Symbolic representation is the peculiarity of Majid Majidi films. Each of his acclaimed movies is known for their rich and explicit use of imagery. In The Willow Tree, ant is an important symbol. Youssef opens his eyes after three decades to a scene where an ant is moving besides the window with a piece of food. This is a minute frame. In Mathnawi, ant is symbolized as human spirit and the morsel of food as his body. When Youssef sees it, he fails to see the ant from the food. He becomes arrogant and self-centered, betrayed by the so called values of beauty, wealth and power. There are lot of scenes in the movie that show the transition of Youssef from an innocent, spiritually enlightened man to an insomniac who is longing for a beautiful lady. He loses his way to home for the first time in life, he can’t recognize his uncle’s daughter with her voice. He ridicules his matured wife as he feels that she is not beautiful. However, she exudes such a warmth in the movie that we feel she is the most beautiful women in the movie. The thunder and lightning frightens him and he becomes excited by colour of gold. All these scenes are revelations from Rumi’s Mathnawi.

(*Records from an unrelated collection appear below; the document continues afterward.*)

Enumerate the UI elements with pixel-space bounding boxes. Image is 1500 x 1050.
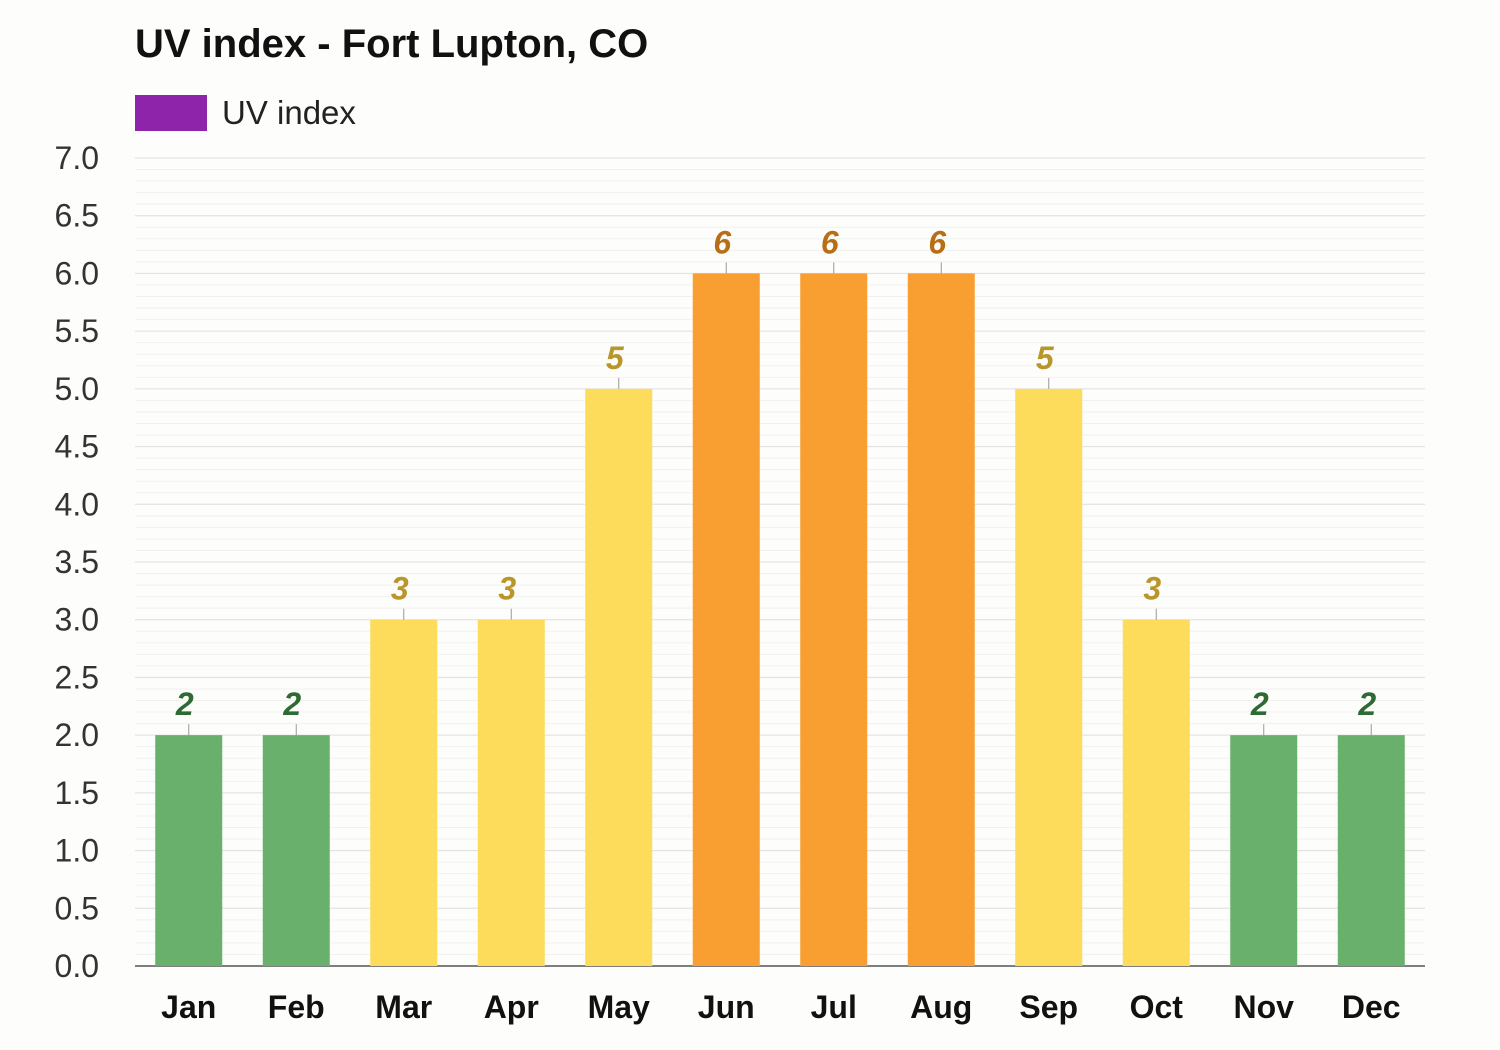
x-tick-label-jul: Jul bbox=[811, 989, 857, 1025]
data-label-jan: 2 bbox=[175, 686, 194, 722]
y-tick-label: 3.0 bbox=[55, 602, 99, 638]
bar-jan[interactable] bbox=[155, 735, 223, 966]
y-tick-label: 0.5 bbox=[55, 890, 99, 926]
bar-sep[interactable] bbox=[1015, 388, 1083, 966]
bar-may[interactable] bbox=[585, 388, 653, 966]
x-tick-label-nov: Nov bbox=[1234, 989, 1295, 1025]
bar-mar[interactable] bbox=[370, 619, 438, 966]
data-labels: 2 2 3 3 5 6 6 6 5 3 2 2 bbox=[175, 224, 1376, 736]
y-tick-label: 5.5 bbox=[55, 313, 99, 349]
y-tick-label: 1.5 bbox=[55, 775, 99, 811]
data-label-apr: 3 bbox=[498, 571, 516, 607]
x-tick-label-sep: Sep bbox=[1019, 989, 1078, 1025]
data-label-sep: 5 bbox=[1036, 340, 1055, 376]
data-label-mar: 3 bbox=[391, 571, 409, 607]
data-label-jun: 6 bbox=[713, 224, 731, 260]
data-label-oct: 3 bbox=[1143, 571, 1161, 607]
y-tick-label: 4.0 bbox=[55, 486, 99, 522]
category-labels: Jan Feb Mar Apr May Jun Jul Aug Sep Oct Nov Dec bbox=[161, 989, 1400, 1025]
bar-jun[interactable] bbox=[692, 273, 760, 966]
y-tick-label: 3.5 bbox=[55, 544, 99, 580]
x-tick-label-mar: Mar bbox=[375, 989, 432, 1025]
y-tick-label: 6.5 bbox=[55, 198, 99, 234]
y-tick-label: 0.0 bbox=[55, 948, 99, 984]
bar-nov[interactable] bbox=[1230, 735, 1298, 966]
data-label-feb: 2 bbox=[282, 686, 301, 722]
y-tick-label: 1.0 bbox=[55, 833, 99, 869]
x-tick-label-jun: Jun bbox=[698, 989, 755, 1025]
bar-jul[interactable] bbox=[800, 273, 868, 966]
data-label-jul: 6 bbox=[821, 224, 839, 260]
legend-swatch bbox=[135, 95, 207, 131]
x-tick-label-apr: Apr bbox=[484, 989, 539, 1025]
y-tick-label: 4.5 bbox=[55, 429, 99, 465]
y-tick-label: 2.5 bbox=[55, 659, 99, 695]
bar-aug[interactable] bbox=[907, 273, 975, 966]
x-tick-label-dec: Dec bbox=[1342, 989, 1401, 1025]
x-tick-label-jan: Jan bbox=[161, 989, 216, 1025]
x-tick-label-feb: Feb bbox=[268, 989, 325, 1025]
bars bbox=[155, 273, 1405, 966]
chart-legend: UV index bbox=[135, 94, 356, 132]
legend-label: UV index bbox=[222, 94, 356, 131]
x-tick-label-aug: Aug bbox=[910, 989, 972, 1025]
data-label-may: 5 bbox=[606, 340, 625, 376]
y-tick-label: 7.0 bbox=[55, 140, 99, 176]
y-tick-label: 5.0 bbox=[55, 371, 99, 407]
y-tick-label: 2.0 bbox=[55, 717, 99, 753]
axes: 0.0 0.5 1.0 1.5 2.0 2.5 3.0 3.5 4.0 4.5 5.0 5.5 6.0 6… bbox=[55, 140, 1425, 984]
bar-dec[interactable] bbox=[1337, 735, 1405, 966]
grid-lines bbox=[135, 157, 1425, 955]
bar-oct[interactable] bbox=[1122, 619, 1190, 966]
bar-apr[interactable] bbox=[477, 619, 545, 966]
bar-feb[interactable] bbox=[262, 735, 330, 966]
x-tick-label-oct: Oct bbox=[1130, 989, 1184, 1025]
data-label-aug: 6 bbox=[928, 224, 946, 260]
chart-title: UV index - Fort Lupton, CO bbox=[135, 22, 649, 66]
data-label-nov: 2 bbox=[1250, 686, 1269, 722]
y-tick-label: 6.0 bbox=[55, 255, 99, 291]
data-label-dec: 2 bbox=[1357, 686, 1376, 722]
x-tick-label-may: May bbox=[588, 989, 650, 1025]
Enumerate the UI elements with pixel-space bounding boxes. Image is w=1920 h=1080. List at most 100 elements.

Gradually Youssef becomes completely insane and thirsts for God’s mercy. He falls down in a rainy night and throws away the holy book going crazy. Every one of his circle becomes sympathetic towards mad Youssef and avoids him or hates him. Finally Youssef loses his sight forever in the end of the film. But he gets back his insight as it was in the beginning. This is pictured in the film by a symbol of yet another ant which walks on the pages of Mathnawi without morsel of food which means the spirit alone. God is always forgiving the repentant.

Youssef is a symbol, a man who once owned insight, not sight, then gets back sight while losing the insight. Spirit is more significant than the body. Majid Majidi has superbly conveyed this beautiful message from Jelaludin Rumi’s Mathnawi.